Ginnie Mae removes a step for servicers on some FHA loan modifications

New streamlined documentation requirements could make it easier for mortgage companies to quickly help some borrowers with long-term losses of income from the pandemic as temporary payment suspensions end.

The change will allow companies processing some of the tens of billions of dollars worth of newly issued mortgage-backed securities that government agency Ginnie Mae insures each month to skip certain requirements when modifying mortgages to accommodate lower monthly payments.

When issuers and servicers are processing the COVID-19 Advance Loan Modification available for Federal Housing Administration-insured mortgages, they can now eliminate a requirement for recordation and title insurance in some cases. The ALM reduces monthly principal and interest payments by a minimum of 25%.

Servicers must still supply the document custodian with an original, fully executed modification agreement signed by all borrowers and in recordable form. The loan file also must be clearly labeled as an ALM to use the streamlined documentation requirements. In the cases where they’re used, document custodians won’t have to verify recordation except where Ginnie still considers it necessary. The guidance is available for use in conjunction with ALMs both on a go-forward basis and retroactively.

Recordation will still be required if it’s needed to maintain an enforceable first-lien position. It also will still be necessary if leases or rent are part of the modification agreement. In cases where the modification is recorded, compliance with the usual requirements around title insurance and lien subordination must be met.

The streamlined documentation requirements will remain in place through the first five months of next year and be discontinued for all loan pools issued July 1, 2023, and thereafter.

Problems Ginnie Mae securities issuers faced in fulfilling documentation quickly enough to keep up with ALM requirements appear to have prompted the streamlining effort.

“The proactive nature of the ALM, and the timeline associated with it, make it difficult for issuers to comply both with the FHA’s requirements to offer the ALM, and Ginnie Mae’s requirements for recordation and title insurance,” the government bond insurer said in an All Participant Memorandum announcing the streamlined documentation requirements.

The move also may be aimed at addressing broader concerns about whether or how quickly borrowers with hardships are gaining access to more expansive modifications put in place as a form of post-forbearance relief.

A group of state attorneys general recently reported that some of their constituents weren’t being offered some of the more recent modifications available for pandemic relief, and relatively high numbers of seriously delinquent borrowers have been exiting forbearance without loss mitigation in place.

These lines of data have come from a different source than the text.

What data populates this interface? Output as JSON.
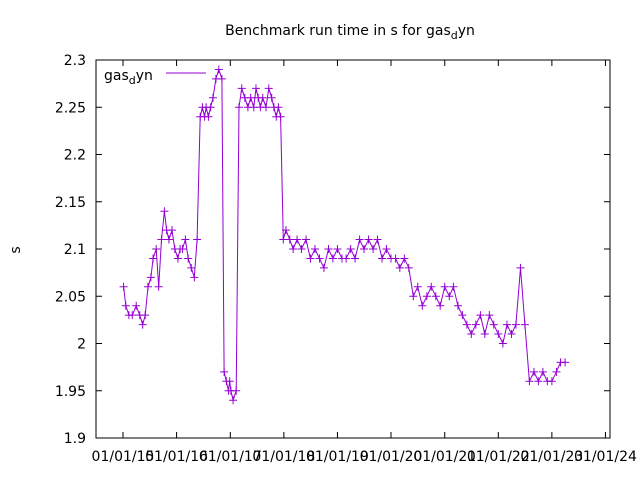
{
  "chart_data": {
    "type": "line",
    "title": {
      "prefix": "Benchmark run time in s for gas",
      "sub": "d",
      "suffix": "yn"
    },
    "ylabel": "s",
    "xlabel": "",
    "ylim": [
      1.9,
      2.3
    ],
    "yticks": [
      "1.9",
      "1.95",
      "2",
      "2.05",
      "2.1",
      "2.15",
      "2.2",
      "2.25",
      "2.3"
    ],
    "xticks": [
      "01/01/15",
      "01/01/16",
      "01/01/17",
      "01/01/18",
      "01/01/19",
      "01/01/20",
      "01/01/21",
      "01/01/22",
      "01/01/23",
      "01/01/24"
    ],
    "xlim": [
      "2014-07-01",
      "2024-02-01"
    ],
    "grid": false,
    "legend_position": "top-left",
    "series": [
      {
        "name": {
          "prefix": "gas",
          "sub": "d",
          "suffix": "yn"
        },
        "color": "#9400d3",
        "marker": "plus",
        "x": [
          "2015-01-05",
          "2015-01-20",
          "2015-02-10",
          "2015-03-05",
          "2015-04-01",
          "2015-04-25",
          "2015-05-15",
          "2015-06-01",
          "2015-06-20",
          "2015-07-10",
          "2015-07-25",
          "2015-08-15",
          "2015-09-01",
          "2015-09-20",
          "2015-10-10",
          "2015-10-25",
          "2015-11-10",
          "2015-12-01",
          "2015-12-20",
          "2016-01-10",
          "2016-01-25",
          "2016-02-10",
          "2016-03-01",
          "2016-03-20",
          "2016-04-10",
          "2016-05-01",
          "2016-05-20",
          "2016-06-10",
          "2016-06-25",
          "2016-07-10",
          "2016-07-20",
          "2016-08-05",
          "2016-08-20",
          "2016-09-05",
          "2016-09-25",
          "2016-10-15",
          "2016-11-05",
          "2016-11-20",
          "2016-12-05",
          "2016-12-20",
          "2016-12-28",
          "2017-01-05",
          "2017-01-20",
          "2017-02-10",
          "2017-03-01",
          "2017-03-20",
          "2017-04-10",
          "2017-05-01",
          "2017-05-20",
          "2017-06-10",
          "2017-06-25",
          "2017-07-10",
          "2017-07-25",
          "2017-08-10",
          "2017-09-01",
          "2017-09-20",
          "2017-10-10",
          "2017-10-25",
          "2017-11-10",
          "2017-11-25",
          "2017-12-10",
          "2017-12-28",
          "2018-01-15",
          "2018-02-10",
          "2018-03-05",
          "2018-04-01",
          "2018-05-01",
          "2018-06-01",
          "2018-07-01",
          "2018-08-01",
          "2018-09-01",
          "2018-10-01",
          "2018-11-01",
          "2018-12-01",
          "2019-01-01",
          "2019-02-01",
          "2019-03-01",
          "2019-04-01",
          "2019-05-01",
          "2019-06-01",
          "2019-07-01",
          "2019-08-01",
          "2019-09-01",
          "2019-10-01",
          "2019-11-01",
          "2019-12-01",
          "2020-01-01",
          "2020-02-01",
          "2020-03-01",
          "2020-04-01",
          "2020-05-01",
          "2020-06-01",
          "2020-07-01",
          "2020-08-01",
          "2020-09-01",
          "2020-10-01",
          "2020-11-01",
          "2020-12-01",
          "2021-01-01",
          "2021-02-01",
          "2021-03-01",
          "2021-04-01",
          "2021-05-01",
          "2021-06-01",
          "2021-07-01",
          "2021-08-01",
          "2021-09-01",
          "2021-10-01",
          "2021-11-01",
          "2021-12-01",
          "2022-01-01",
          "2022-02-01",
          "2022-03-01",
          "2022-04-01",
          "2022-05-01",
          "2022-06-01",
          "2022-07-01",
          "2022-08-01",
          "2022-09-01",
          "2022-10-01",
          "2022-11-01",
          "2022-12-01",
          "2023-01-01",
          "2023-02-01",
          "2023-03-01",
          "2023-04-01"
        ],
        "y": [
          2.06,
          2.04,
          2.03,
          2.03,
          2.04,
          2.03,
          2.02,
          2.03,
          2.06,
          2.07,
          2.09,
          2.1,
          2.06,
          2.11,
          2.14,
          2.12,
          2.11,
          2.12,
          2.1,
          2.09,
          2.1,
          2.1,
          2.11,
          2.09,
          2.08,
          2.07,
          2.11,
          2.24,
          2.25,
          2.24,
          2.25,
          2.24,
          2.25,
          2.26,
          2.28,
          2.29,
          2.28,
          1.97,
          1.96,
          1.95,
          1.96,
          1.95,
          1.94,
          1.95,
          2.25,
          2.27,
          2.26,
          2.25,
          2.26,
          2.25,
          2.27,
          2.26,
          2.25,
          2.26,
          2.25,
          2.27,
          2.26,
          2.25,
          2.24,
          2.25,
          2.24,
          2.11,
          2.12,
          2.11,
          2.1,
          2.11,
          2.1,
          2.11,
          2.09,
          2.1,
          2.09,
          2.08,
          2.1,
          2.09,
          2.1,
          2.09,
          2.09,
          2.1,
          2.09,
          2.11,
          2.1,
          2.11,
          2.1,
          2.11,
          2.09,
          2.1,
          2.09,
          2.09,
          2.08,
          2.09,
          2.08,
          2.05,
          2.06,
          2.04,
          2.05,
          2.06,
          2.05,
          2.04,
          2.06,
          2.05,
          2.06,
          2.04,
          2.03,
          2.02,
          2.01,
          2.02,
          2.03,
          2.01,
          2.03,
          2.02,
          2.01,
          2.0,
          2.02,
          2.01,
          2.02,
          2.08,
          2.02,
          1.96,
          1.97,
          1.96,
          1.97,
          1.96,
          1.96,
          1.97,
          1.98,
          1.98
        ]
      }
    ]
  }
}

The FHA and Ginnie, which are both arms of the Department of Housing and Urban Development, have made several moves with the aim of making modifications more accessible to borrowers who have pandemic related hardships, including making it possible to extend loan terms to 40 years, and allowing for the use of digital signatures.

“In order to fully stabilize the economy, servicers need as many tools as possible to help homeowners recover from the pandemic’s economic effects,” Ginnie Mae President Alanna McCargo said in a press release.